Was hat es nun mit dem Unterschied zwischen dem und einem Higgs-Boson auf sich? Für die Parlamentarier mag diese Frage ein subtiles Detail betreffen, für die Physik ist sie jedoch essenziell: Im Rahmen des Standardmodells der Teilchenphysik gibt es genau ein Higgs-Boson, dessen Eigenschaften – mit Ausnahme der Masse – das Modell alle voraussagt. Dazu gehört insbesondere, dass das Teilchen Spin 0 und eine gerade Parität (+) hat. Darauf deuten die gemessenen Winkelverteilungen der beobachteten Teilchenzerfälle auch hin.#) Allerdings sagen supersymmetrische Erweiterungen des Standardmodells gleich mehrere Higgs-Bosonen voraus. Haben ATLAS und CMS nun das Higgs-Boson des Standardmodells beobachtet oder das leichteste einer supersymmetrischen Theorie? Da auch letzteres die Quantenzahlen 0+ hat, lässt sich diese Frage nur durch eine präzise Analyse aller möglichen Zerfälle beantworten. Bislang sind die gemessenen Zerfallsraten der verschiedenen Kanäle im Rahmen der Unsicherheiten kompatibel mit den Vorhersagen des Standardmodells.

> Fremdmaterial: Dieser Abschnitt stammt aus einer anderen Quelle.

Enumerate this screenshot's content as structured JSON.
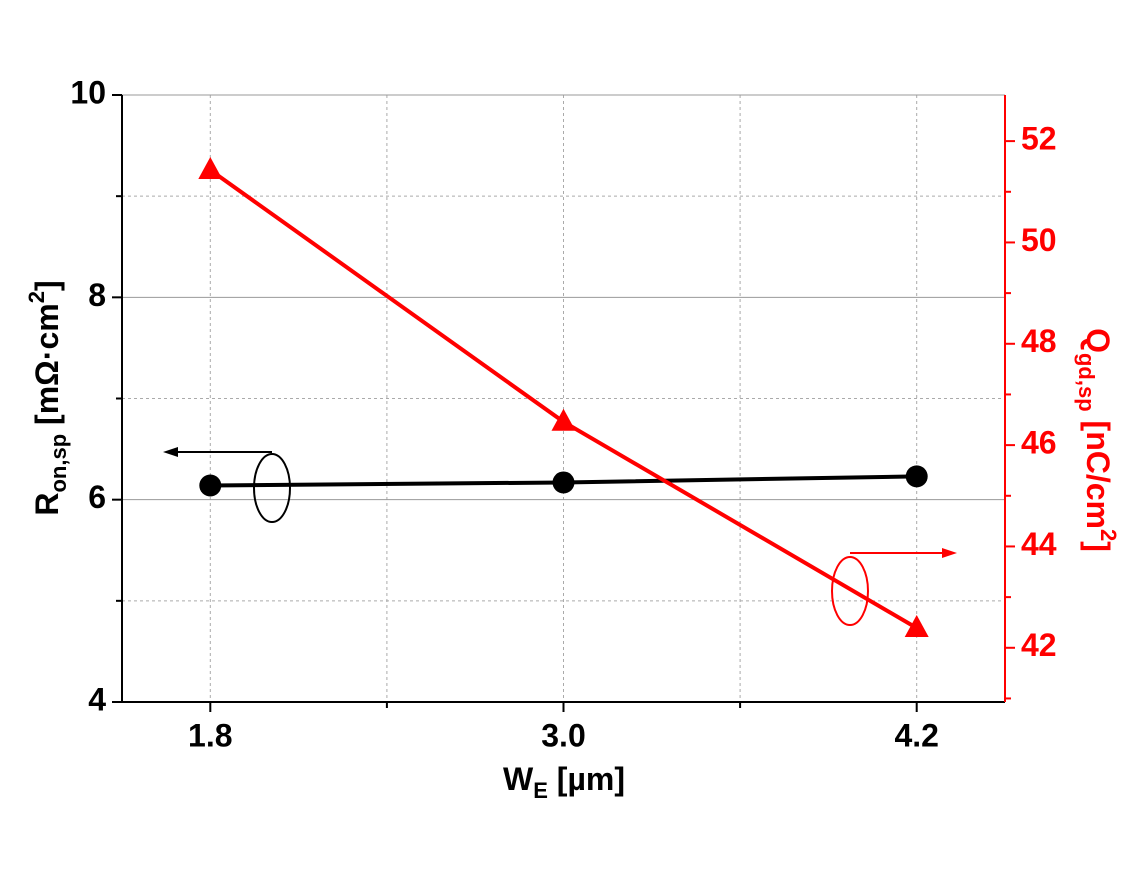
{
  "chart_data": {
    "type": "line",
    "x_label": {
      "main": "W",
      "sub": "E",
      "rest": " [µm]"
    },
    "y_label": {
      "main": "R",
      "sub": "on,sp",
      "rest": " [mΩ·cm",
      "sup": "2",
      "end": "]"
    },
    "y2_label": {
      "main": "Q",
      "sub": "gd,sp",
      "rest": " [nC/cm",
      "sup": "2",
      "end": "]"
    },
    "x": [
      1.8,
      3.0,
      4.2
    ],
    "series": [
      {
        "name": "Ron,sp",
        "color": "#000000",
        "marker": "circle",
        "values": [
          6.14,
          6.17,
          6.23
        ]
      },
      {
        "name": "Qgd,sp",
        "color": "#ff0000",
        "marker": "triangle",
        "axis": "y2",
        "values": [
          51.43,
          46.46,
          42.39
        ]
      }
    ],
    "xlim": [
      1.5,
      4.5
    ],
    "xticks": [
      1.8,
      {
        "value": 3,
        "label": "3.0"
      },
      4.2
    ],
    "xminorticks": [
      2.4,
      3.6
    ],
    "ylim": [
      4,
      10
    ],
    "yticks": [
      4,
      6,
      8,
      10
    ],
    "yminorticks": [
      5,
      7,
      9
    ],
    "y2lim": [
      40.93,
      52.91
    ],
    "y2ticks": [
      42,
      44,
      46,
      48,
      50,
      52
    ],
    "y2minorticks": [
      41,
      43,
      45,
      47,
      49,
      51
    ],
    "grid": true
  }
}
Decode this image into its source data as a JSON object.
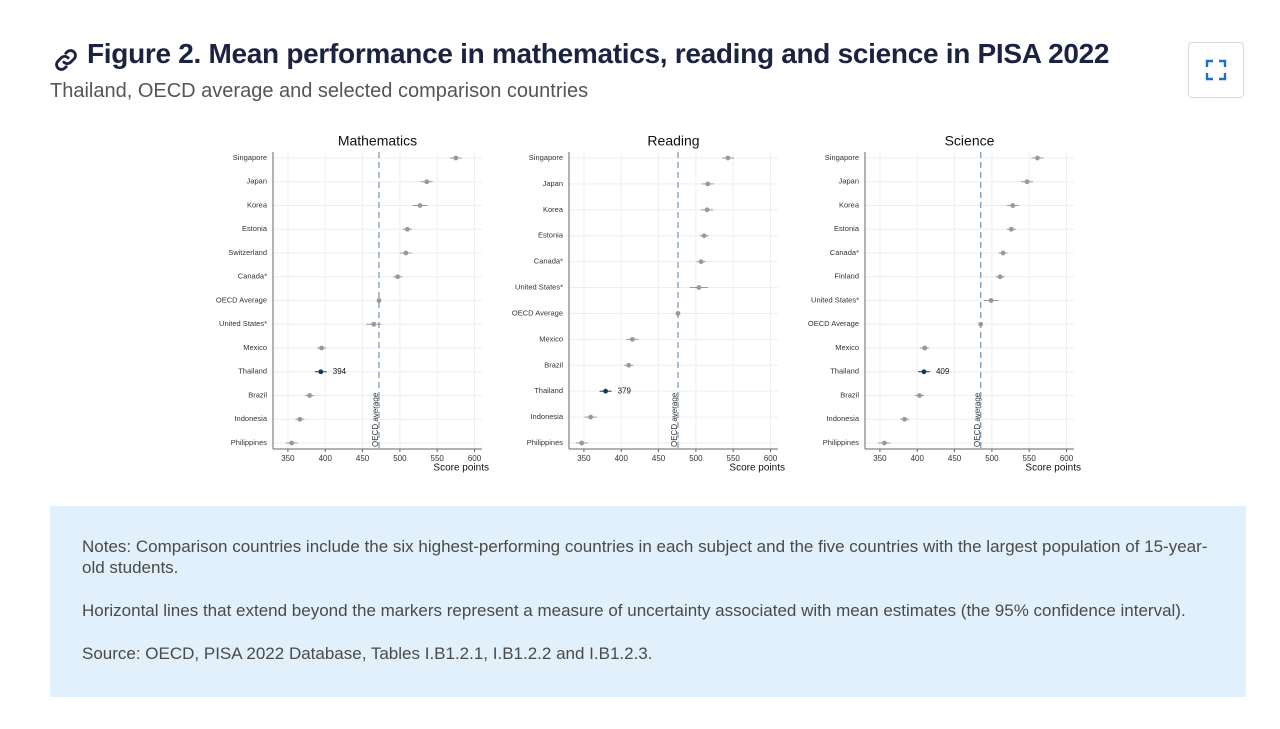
{
  "header": {
    "title": "Figure 2. Mean performance in mathematics, reading and science in PISA 2022",
    "subtitle": "Thailand, OECD average and selected comparison countries"
  },
  "chart_data": [
    {
      "type": "dot",
      "title": "Mathematics",
      "x_label": "Score points",
      "categories": [
        "Singapore",
        "Japan",
        "Korea",
        "Estonia",
        "Switzerland",
        "Canada*",
        "OECD Average",
        "United States*",
        "Mexico",
        "Thailand",
        "Brazil",
        "Indonesia",
        "Philippines"
      ],
      "values": [
        575,
        536,
        527,
        510,
        508,
        497,
        472,
        465,
        395,
        394,
        379,
        366,
        355
      ],
      "errors": [
        4,
        4,
        5,
        3,
        4,
        3,
        1,
        5,
        3,
        4,
        3,
        3,
        4
      ],
      "value_labels": [
        null,
        null,
        null,
        null,
        null,
        null,
        null,
        null,
        null,
        "394",
        null,
        null,
        null
      ],
      "colors": [
        "#999999",
        "#999999",
        "#999999",
        "#999999",
        "#999999",
        "#999999",
        "#999999",
        "#999999",
        "#999999",
        "#0b3a66",
        "#999999",
        "#999999",
        "#999999"
      ],
      "reference": {
        "value": 472,
        "label": "OECD average"
      },
      "xlim": [
        330,
        610
      ],
      "xticks": [
        350,
        400,
        450,
        500,
        550,
        600
      ],
      "grid": true
    },
    {
      "type": "dot",
      "title": "Reading",
      "x_label": "Score points",
      "categories": [
        "Singapore",
        "Japan",
        "Korea",
        "Estonia",
        "Canada*",
        "United States*",
        "OECD Average",
        "Mexico",
        "Brazil",
        "Thailand",
        "Indonesia",
        "Philippines"
      ],
      "values": [
        543,
        516,
        515,
        511,
        507,
        504,
        476,
        415,
        410,
        379,
        359,
        347
      ],
      "errors": [
        4,
        4,
        4,
        3,
        3,
        6,
        1,
        4,
        3,
        4,
        4,
        4
      ],
      "value_labels": [
        null,
        null,
        null,
        null,
        null,
        null,
        null,
        null,
        null,
        "379",
        null,
        null
      ],
      "colors": [
        "#999999",
        "#999999",
        "#999999",
        "#999999",
        "#999999",
        "#999999",
        "#999999",
        "#999999",
        "#999999",
        "#0b3a66",
        "#999999",
        "#999999"
      ],
      "reference": {
        "value": 476,
        "label": "OECD average"
      },
      "xlim": [
        330,
        610
      ],
      "xticks": [
        350,
        400,
        450,
        500,
        550,
        600
      ],
      "grid": true
    },
    {
      "type": "dot",
      "title": "Science",
      "x_label": "Score points",
      "categories": [
        "Singapore",
        "Japan",
        "Korea",
        "Estonia",
        "Canada*",
        "Finland",
        "United States*",
        "OECD Average",
        "Mexico",
        "Thailand",
        "Brazil",
        "Indonesia",
        "Philippines"
      ],
      "values": [
        561,
        547,
        528,
        526,
        515,
        511,
        499,
        485,
        410,
        409,
        403,
        383,
        356
      ],
      "errors": [
        4,
        4,
        4,
        3,
        3,
        3,
        5,
        1,
        3,
        4,
        3,
        3,
        4
      ],
      "value_labels": [
        null,
        null,
        null,
        null,
        null,
        null,
        null,
        null,
        null,
        "409",
        null,
        null,
        null
      ],
      "colors": [
        "#999999",
        "#999999",
        "#999999",
        "#999999",
        "#999999",
        "#999999",
        "#999999",
        "#999999",
        "#999999",
        "#0b3a66",
        "#999999",
        "#999999",
        "#999999"
      ],
      "reference": {
        "value": 485,
        "label": "OECD average"
      },
      "xlim": [
        330,
        610
      ],
      "xticks": [
        350,
        400,
        450,
        500,
        550,
        600
      ],
      "grid": true
    }
  ],
  "notes": [
    "Notes: Comparison countries include the six highest-performing countries in each subject and the five countries with the largest population of 15-year-old students.",
    "Horizontal lines that extend beyond the markers represent a measure of uncertainty associated with mean estimates (the 95% confidence interval).",
    "Source: OECD, PISA 2022 Database, Tables I.B1.2.1, I.B1.2.2 and I.B1.2.3."
  ]
}
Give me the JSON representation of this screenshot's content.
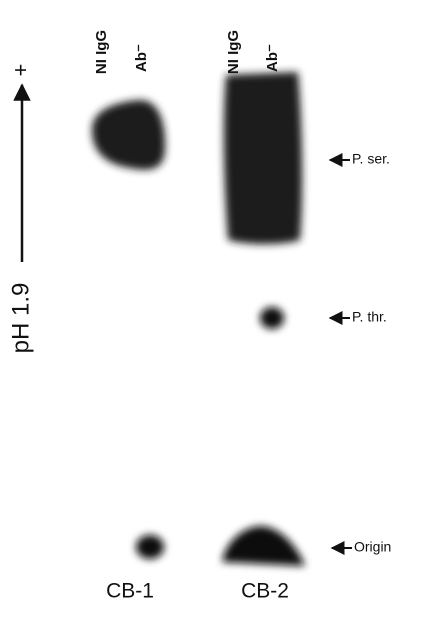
{
  "axis": {
    "polarity": "+",
    "label": "pH 1.9"
  },
  "panels": [
    {
      "name": "CB-1",
      "lanes": [
        "NI IgG",
        "Ab⁻"
      ]
    },
    {
      "name": "CB-2",
      "lanes": [
        "NI IgG",
        "Ab⁻"
      ]
    }
  ],
  "markers": [
    "P. ser.",
    "P. thr.",
    "Origin"
  ]
}
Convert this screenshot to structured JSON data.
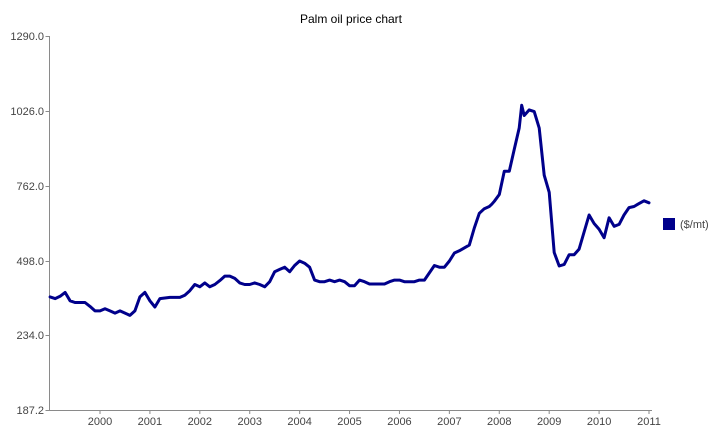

Erschwerend kommt hinzu, dass die Abweichungen zwischen Standardmodell und Supersymmetrie beliebig klein sein können, sodass nicht klar ist, ob der LHC in den nächsten Jahren überhaupt eine Antwort liefern kann. Angesichts der Tatsache, dass die vom Standardmodell beschriebene gewöhnliche Materie nur fünf Prozent des Energie- und Materieinhalts des Universums ausmacht, und die Supersymmetrie einen natürlichen Kandidaten für die zwanzig Prozent der Dunklen Materie liefert, wäre aber jeder Hinweis darauf spektakulär. CERN-Generaldirektor Rolf-Dieter Heuer brachte es am Ende seines Vortrags so auf den Punkt: „Wir haben fünfzig Jahre gebraucht, um fünf Prozent zu erklären. Es wird Zeit, dass wir weiter kommen.“

Neben der eigentlichen Entdeckung stand auch die gesellschaftliche Bedeutung der Grundlagenforschung auf dem Programm des Parlamentarischen Abends in Berlin. Dazu zählen die vielen gut ausgebildeten Nachwuchswissenschaftler, die im Anschluss an ihre Promotion meist in der Wirtschaft arbeiten, wie DPG-Präsidentin Johanna Stachel in ihrer Begrüßung betonte. Hinzu kommen die Technologieentwicklungen und Innovationen (Stichwort: WWW und Grid Computing) sowie die Völkerverständigung, ergänzte Rolf-Dieter Heuer. Daher sei das Geld am LHC gut angelegt. Immerhin überweist Deutschland jährlich rund 180 Millionen Euro an das CERN und trägt damit etwa 20 Prozent der Kosten. Zusätzlich fördert das BMBF im Rahmen zweier Forschungsschwerpunkte mit weiteren 13 Millionen jährlich deutsche Teilchenphysiker an Universitäten und außeruniversitären Instituten, die an den Experimenten ATLAS und CMS wichtige Rollen einnehmen.

Stefan Jorda

#) Aufgrund des beobachteten Zerfalls des neuen Teilchens in zwei Photonen ist Spin 1 nicht möglich, Spin 2 lässt sich noch nicht ganz ausschließen.